Work Under Review and in Progress

  • A paper exploring a subtle form of linguistic bias, constituted by the order in which we communicate the contents of an utterance (R&R – title redacted as this will soon be back under review)

    Whenever we communicate, we inevitably have to say one thing before another. This means introducing particularly subtle patterns of salience into our language. In this paper, I introduce ‘order-based salience patterns’, referring to the ordering of syntactic contents where that ordering, pretheoretically, does not appear to be of consequence. For instance, if one is to describe a colourful scarf, it wouldn’t seem to matter if one were to say it is ‘orange and blue’ or ‘blue and orange’. Despite their apparent triviality, I argue that order-based salience patterns tend to make the content positioned first more salient – in the sense of attention-grabbing – in a way that can have significant normative implications. Giving relative salience to gender differences over similarities, for instance, can result in the activation of cognitively accessible beliefs about gender differences. Where those beliefs are epistemically and/or ethically flawed, we can critique the salience pattern that led to them, providing an instrumental way of evaluating those patterns. I suggest that order-based salience patterns can also be evaluated on non-instrumental grounds; talking about gender differences before similarities might constitute a subtle form of bias. Finally, I reflect on how the apparent triviality of order-based salience patterns in language gives them an insidious strength.
  • A paper bringing precision to the idea that we can objectify people simply in virtue of how we attend to them (title redacted, as currently under review)

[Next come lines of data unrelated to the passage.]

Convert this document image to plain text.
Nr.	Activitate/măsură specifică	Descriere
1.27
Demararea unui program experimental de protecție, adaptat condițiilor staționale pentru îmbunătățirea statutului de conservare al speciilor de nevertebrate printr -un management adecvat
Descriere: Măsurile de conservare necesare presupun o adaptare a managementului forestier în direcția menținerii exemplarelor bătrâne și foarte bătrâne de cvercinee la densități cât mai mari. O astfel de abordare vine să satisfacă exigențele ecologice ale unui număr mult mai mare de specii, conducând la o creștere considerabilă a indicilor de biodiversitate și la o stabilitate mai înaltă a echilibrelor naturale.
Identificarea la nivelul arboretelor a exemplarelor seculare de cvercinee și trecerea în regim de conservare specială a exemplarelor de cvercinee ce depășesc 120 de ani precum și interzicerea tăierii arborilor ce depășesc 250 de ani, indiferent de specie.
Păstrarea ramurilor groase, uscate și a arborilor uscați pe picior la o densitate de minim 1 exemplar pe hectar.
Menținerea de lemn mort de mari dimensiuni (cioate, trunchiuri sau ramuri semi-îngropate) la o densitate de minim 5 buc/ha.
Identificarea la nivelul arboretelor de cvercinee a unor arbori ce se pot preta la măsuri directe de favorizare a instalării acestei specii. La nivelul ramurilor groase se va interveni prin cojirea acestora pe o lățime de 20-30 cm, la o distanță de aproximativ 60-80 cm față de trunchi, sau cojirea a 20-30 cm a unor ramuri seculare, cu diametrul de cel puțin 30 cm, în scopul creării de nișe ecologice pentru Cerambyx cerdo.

    This paper clarifies a pervasive but under-theorised way in which objectification can occur: through attentional patterns alone. Further, it introduces and motivates particularly subtle forms of this attention-based objectification. These capture cases where aspects of one’s personhood are not ignored, nor are one’s object-like features fixated upon. Instead, the attentional pattern’s problems are revealed in its comparative nature. For instance, a person might listen to a trans woman’s conversational contributions, and so not ignore something meaningful about her, and yet find her figure comparatively more noticeable. Alternatively, a person might not fixate on the bodies of black men, and yet find their bodies comparatively more salient than the bodies of white men. Recognising these particularly elusive forms of objectification requires acknowledging that, in contrast with influential interpretations of objectification, one needn’t be reduced to a body or appearance, or to have one’s autonomy and subjectivity denied, to count as being objectified. One can be treated like an object in less extreme ways. While less extreme, these forms of objectification are not trivial. Their subtlety grants them an insidious immunity from criticism, which results in distinctive harms for the victim.

  • Attentional Bias and Lived Experience (Invited contribution for Philosophical Psychology special issue on ‘Understanding Bias’, more info here)

    Abstract TBC.
  • Harmful attention as a microaggression (work in progress)
  • Ideological distortions of work as ‘work’ (work in progress)


My PhD, completed at the University of Cambridge, developed the concept of a ‘salience perspective’. This refers to the structure and/or presentation of some (linguistic or mental) contents, to make some contents more prominent than others. For instance, we might structure some linguistic contents by talking about one content before another. We might structure some mental contents by better noticing and remembering certain contents over others. I argued that certain patterns of salience can both cause and constitute harm. For instance, a woman’s appearance might be made more salient than her talents: I argue that this salience pattern might causally activate harmful sexually objectifying beliefs about women, but also constitute a subtle and insidious form of objectification.